Here we are, approaching two years in the coronavirus pandemic, with more than 675,000 Americans having died, more than perished in the 1918 Spanish Flu, and we are in a holding pattern because of our broken political division.

Mask mandates vs. freedom to die.

Vaccine passports vs. freedom to attend a crowded football stadium and infect anybody of our choosing.

The verdict isn’t split 6 to 6. The most recent Monmouth University poll, for instance, shows increasing support for mask and vaccine mandates, with more than 60 percent of Americans supporting them. In areas dominated by Republicans, however, that support dwindles, with most elected officials railing against any sort of pandemic mandate, even though most of them — nearly all of them — have supported such vaccines in the past.

So, like the trial in Grisham’s book we are in a stalemate, which merely prolongs the pandemic, with no end in sight. In this environment, those who seek to use the mask and vaccine mandates to bring about a quicker end to the pandemic just keep going back to the drawing board and trying again.

Post-Dispatch columnists Aisha Sultan and Tony Messenger discuss the low rate of vaccination among Missouri nursing homes and what can be done to improve it.

So it is in St.

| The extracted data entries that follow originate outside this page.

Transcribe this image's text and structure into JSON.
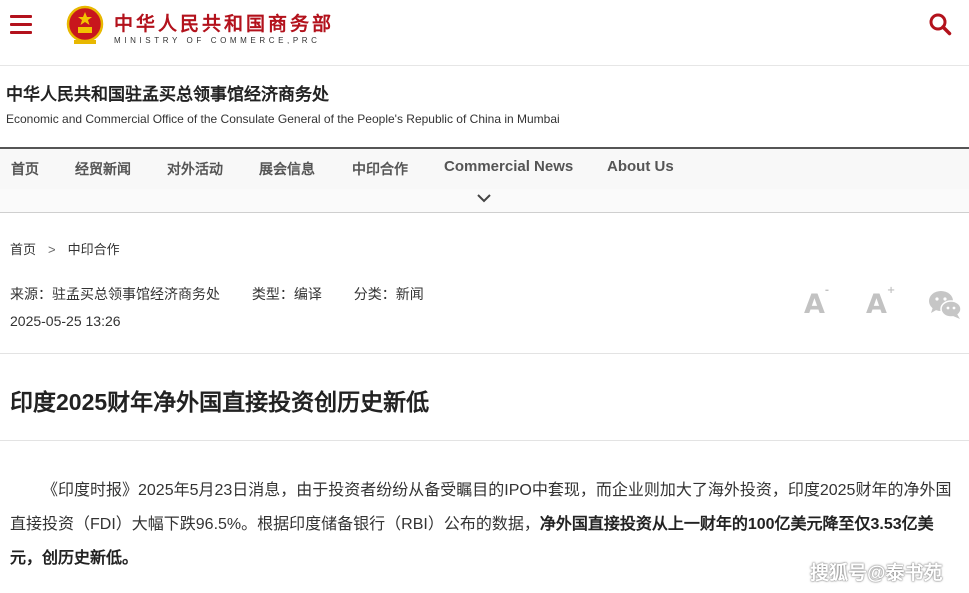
{
  "header": {
    "ministry_cn": "中华人民共和国商务部",
    "ministry_en": "MINISTRY OF COMMERCE,PRC",
    "emblem_icon": "national-emblem-icon",
    "menu_icon": "hamburger-menu-icon",
    "search_icon": "search-icon",
    "brand_color": "#b3121c"
  },
  "office": {
    "name_cn": "中华人民共和国驻孟买总领事馆经济商务处",
    "name_en": "Economic and Commercial Office of the Consulate General of the People's Republic of China in Mumbai"
  },
  "nav": {
    "items": [
      {
        "label": "首页"
      },
      {
        "label": "经贸新闻"
      },
      {
        "label": "对外活动"
      },
      {
        "label": "展会信息"
      },
      {
        "label": "中印合作"
      },
      {
        "label": "Commercial News"
      },
      {
        "label": "About Us"
      }
    ],
    "expand_icon": "chevron-down-icon"
  },
  "breadcrumb": {
    "home": "首页",
    "separator": ">",
    "current": "中印合作"
  },
  "meta": {
    "source": "来源：驻孟买总领事馆经济商务处",
    "type": "类型：编译",
    "category": "分类：新闻",
    "datetime": "2025-05-25 13:26",
    "font_decrease": "A",
    "font_decrease_mark": "-",
    "font_increase": "A",
    "font_increase_mark": "+",
    "share_icon": "wechat-icon"
  },
  "article": {
    "title": "印度2025财年净外国直接投资创历史新低",
    "paragraph_normal": "《印度时报》2025年5月23日消息，由于投资者纷纷从备受瞩目的IPO中套现，而企业则加大了海外投资，印度2025财年的净外国直接投资（FDI）大幅下跌96.5%。根据印度储备银行（RBI）公布的数据，",
    "paragraph_bold": "净外国直接投资从上一财年的100亿美元降至仅3.53亿美元，创历史新低。"
  },
  "watermark": "搜狐号@泰书苑"
}
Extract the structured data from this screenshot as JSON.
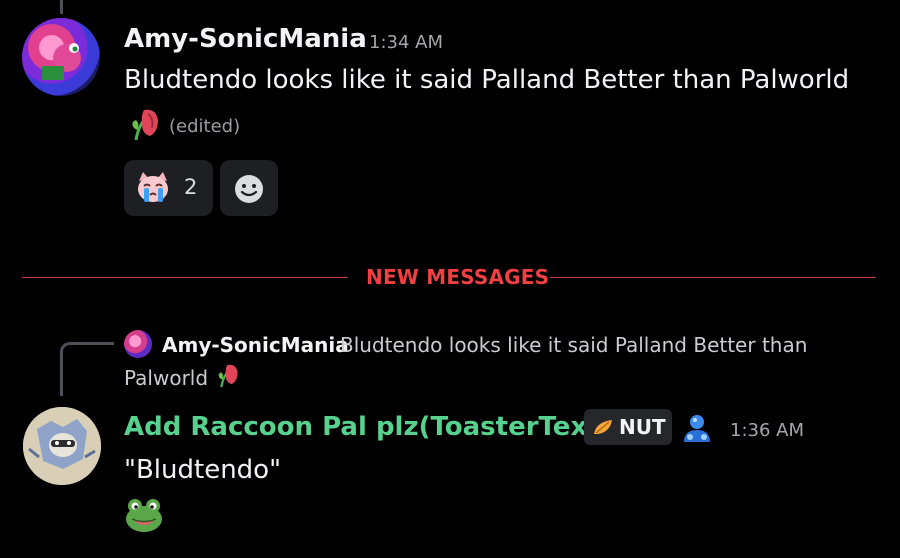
{
  "messages": [
    {
      "author": "Amy-SonicMania",
      "author_color": "#f2f3f5",
      "timestamp": "1:34 AM",
      "text": "Bludtendo looks like it said Palland Better than Palworld",
      "inline_emoji": "wilted-rose-icon",
      "edited_label": "(edited)",
      "reactions": [
        {
          "emoji": "crying-cat-emoji-icon",
          "count": "2"
        },
        {
          "emoji": "add-reaction-smiley-icon",
          "count": ""
        }
      ]
    },
    {
      "author": "Add Raccoon Pal plz(ToasterText)",
      "author_color": "#57d18e",
      "timestamp": "1:36 AM",
      "text": "\"Bludtendo\"",
      "tag": {
        "icon": "leaf-icon",
        "label": "NUT"
      },
      "badge_icon": "blue-orb-badge-icon",
      "attachment_emoji": "frog-emoji-icon",
      "reply": {
        "author": "Amy-SonicMania",
        "text_line1": "Bludtendo looks like it said Palland Better than",
        "text_line2": "Palworld",
        "emoji": "wilted-rose-icon"
      }
    }
  ],
  "divider": {
    "label": "NEW MESSAGES",
    "color": "#f23f42"
  }
}
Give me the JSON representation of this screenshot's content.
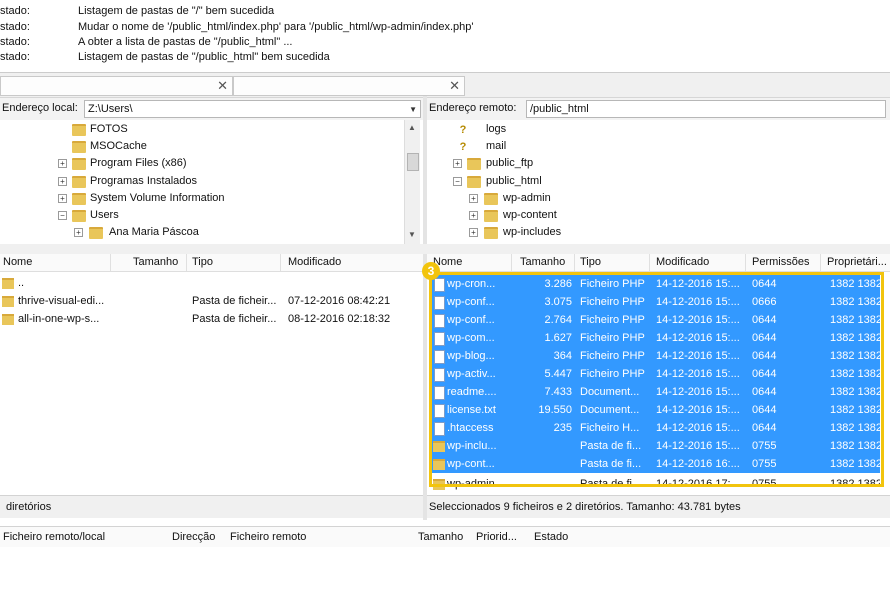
{
  "log": [
    {
      "status": "stado:",
      "message": "Listagem de pastas de \"/\" bem sucedida"
    },
    {
      "status": "stado:",
      "message": "Mudar o nome de '/public_html/index.php' para '/public_html/wp-admin/index.php'"
    },
    {
      "status": "stado:",
      "message": "A obter a lista de pastas de \"/public_html\" ..."
    },
    {
      "status": "stado:",
      "message": "Listagem de pastas de \"/public_html\" bem sucedida"
    }
  ],
  "local": {
    "address_label": "Endereço local:",
    "address_value": "Z:\\Users\\",
    "tree": [
      {
        "label": "FOTOS",
        "expander": ""
      },
      {
        "label": "MSOCache",
        "expander": ""
      },
      {
        "label": "Program Files (x86)",
        "expander": "+"
      },
      {
        "label": "Programas Instalados",
        "expander": "+"
      },
      {
        "label": "System Volume Information",
        "expander": "+"
      },
      {
        "label": "Users",
        "expander": "−"
      },
      {
        "label": "Ana Maria Páscoa",
        "expander": "+"
      }
    ],
    "columns": [
      "Nome",
      "Tamanho",
      "Tipo",
      "Modificado"
    ],
    "files": [
      {
        "name": "..",
        "size": "",
        "type": "",
        "modified": ""
      },
      {
        "name": "thrive-visual-edi...",
        "size": "",
        "type": "Pasta de ficheir...",
        "modified": "07-12-2016 08:42:21"
      },
      {
        "name": "all-in-one-wp-s...",
        "size": "",
        "type": "Pasta de ficheir...",
        "modified": "08-12-2016 02:18:32"
      }
    ],
    "status": "diretórios"
  },
  "remote": {
    "address_label": "Endereço remoto:",
    "address_value": "/public_html",
    "tree": [
      {
        "label": "logs",
        "icon": "unknown"
      },
      {
        "label": "mail",
        "icon": "unknown"
      },
      {
        "label": "public_ftp",
        "icon": "folder",
        "expander": "+"
      },
      {
        "label": "public_html",
        "icon": "folder",
        "expander": "−"
      },
      {
        "label": "wp-admin",
        "icon": "folder",
        "expander": "+"
      },
      {
        "label": "wp-content",
        "icon": "folder",
        "expander": "+"
      },
      {
        "label": "wp-includes",
        "icon": "folder",
        "expander": "+"
      }
    ],
    "columns": [
      "Nome",
      "Tamanho",
      "Tipo",
      "Modificado",
      "Permissões",
      "Proprietári..."
    ],
    "files": [
      {
        "name": "wp-cron...",
        "size": "3.286",
        "type": "Ficheiro PHP",
        "modified": "14-12-2016 15:...",
        "perms": "0644",
        "owner": "1382 1382",
        "kind": "file",
        "selected": true
      },
      {
        "name": "wp-conf...",
        "size": "3.075",
        "type": "Ficheiro PHP",
        "modified": "14-12-2016 15:...",
        "perms": "0666",
        "owner": "1382 1382",
        "kind": "file",
        "selected": true
      },
      {
        "name": "wp-conf...",
        "size": "2.764",
        "type": "Ficheiro PHP",
        "modified": "14-12-2016 15:...",
        "perms": "0644",
        "owner": "1382 1382",
        "kind": "file",
        "selected": true
      },
      {
        "name": "wp-com...",
        "size": "1.627",
        "type": "Ficheiro PHP",
        "modified": "14-12-2016 15:...",
        "perms": "0644",
        "owner": "1382 1382",
        "kind": "file",
        "selected": true
      },
      {
        "name": "wp-blog...",
        "size": "364",
        "type": "Ficheiro PHP",
        "modified": "14-12-2016 15:...",
        "perms": "0644",
        "owner": "1382 1382",
        "kind": "file",
        "selected": true
      },
      {
        "name": "wp-activ...",
        "size": "5.447",
        "type": "Ficheiro PHP",
        "modified": "14-12-2016 15:...",
        "perms": "0644",
        "owner": "1382 1382",
        "kind": "file",
        "selected": true
      },
      {
        "name": "readme....",
        "size": "7.433",
        "type": "Document...",
        "modified": "14-12-2016 15:...",
        "perms": "0644",
        "owner": "1382 1382",
        "kind": "file",
        "selected": true
      },
      {
        "name": "license.txt",
        "size": "19.550",
        "type": "Document...",
        "modified": "14-12-2016 15:...",
        "perms": "0644",
        "owner": "1382 1382",
        "kind": "file",
        "selected": true
      },
      {
        "name": ".htaccess",
        "size": "235",
        "type": "Ficheiro H...",
        "modified": "14-12-2016 15:...",
        "perms": "0644",
        "owner": "1382 1382",
        "kind": "file",
        "selected": true
      },
      {
        "name": "wp-inclu...",
        "size": "",
        "type": "Pasta de fi...",
        "modified": "14-12-2016 15:...",
        "perms": "0755",
        "owner": "1382 1382",
        "kind": "folder",
        "selected": true
      },
      {
        "name": "wp-cont...",
        "size": "",
        "type": "Pasta de fi...",
        "modified": "14-12-2016 16:...",
        "perms": "0755",
        "owner": "1382 1382",
        "kind": "folder",
        "selected": true
      },
      {
        "name": "wp-admin",
        "size": "",
        "type": "Pasta de fi...",
        "modified": "14-12-2016 17:...",
        "perms": "0755",
        "owner": "1382 1382",
        "kind": "folder",
        "selected": false
      }
    ],
    "status": "Seleccionados 9 ficheiros e 2 diretórios. Tamanho: 43.781 bytes"
  },
  "queue": {
    "columns": [
      "Ficheiro remoto/local",
      "Direcção",
      "Ficheiro remoto",
      "Tamanho",
      "Priorid...",
      "Estado"
    ]
  },
  "annotation": {
    "badge": "3",
    "color": "#f2c40d"
  },
  "colors": {
    "selection": "#3399ff",
    "folder": "#e9c65a"
  }
}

Louis County, where on Friday, acting county health director Faisal Khan informed members of the St. Louis County Council that he intended to issue another health order requiring masks in crowded indoor spaces sometime this week. This wouldn’t have been necessary if the council had supported his first mask order, or if Attorney General Eric Schmitt hadn’t sued to try to block it, using a new law Republicans in the Missouri Legislature passed to make it more difficult for public health officials to do their jobs.

The new top public health official in the state, Donald Kauerauf, says that law “haunts” him. Kauerauf was appointed to his job by Gov. Mike Parson, a Republican, after the previous leader of the state’s health department was finally told to take a hike after years of failing the state. It’s unfortunate Kauerauf was not around to advise Parson during the bulk of the pandemic.

“This is the one I’m worried about,” he told reporters recently, talking about the bill that allows county councils to, in effect, overrule their public health directors. “Public health is not politics. It is helping people.”

In Missouri and in many other red states, those true words fall on deaf ears to Republican leaders these days. So, when Khan issues his order, the Republicans on the council will hem and haw and claim with zero evidence that this is some plot by County Executive Sam Page to control the world, their supporters will come to a council meeting and spew angry lies that will get the meeting’s recording kicked off the YouTube platform for spreading false information about the pandemic, and, if the Democrats hold together and, this time, support the health order, Schmitt will run to court and Fox News, not necessarily in that order.

Because the council’s Democratic majority already passed a resolution recently supporting the concept of a new mask mandate, I suspect they’ll have the votes to do so again. And a new order is just what the judge in the ongoing lawsuit over the past disputed order requested in her most recent ruling.

So the order will, perhaps, stand.

But what will happen? Some of us who live in the county will duly don our masks when we enter the grocery store or restaurant, or sporting event, and others will pretend that nothing has changed because in the current environment, it doesn’t matter how many times the votes in Arizona are counted to prove that Joe Biden is the president and Donald Trump is not, some people will never believe the truth.

Our nation is a hung jury, and until we can remove public health from the realm of pandemic politics, the death toll will continue to rise.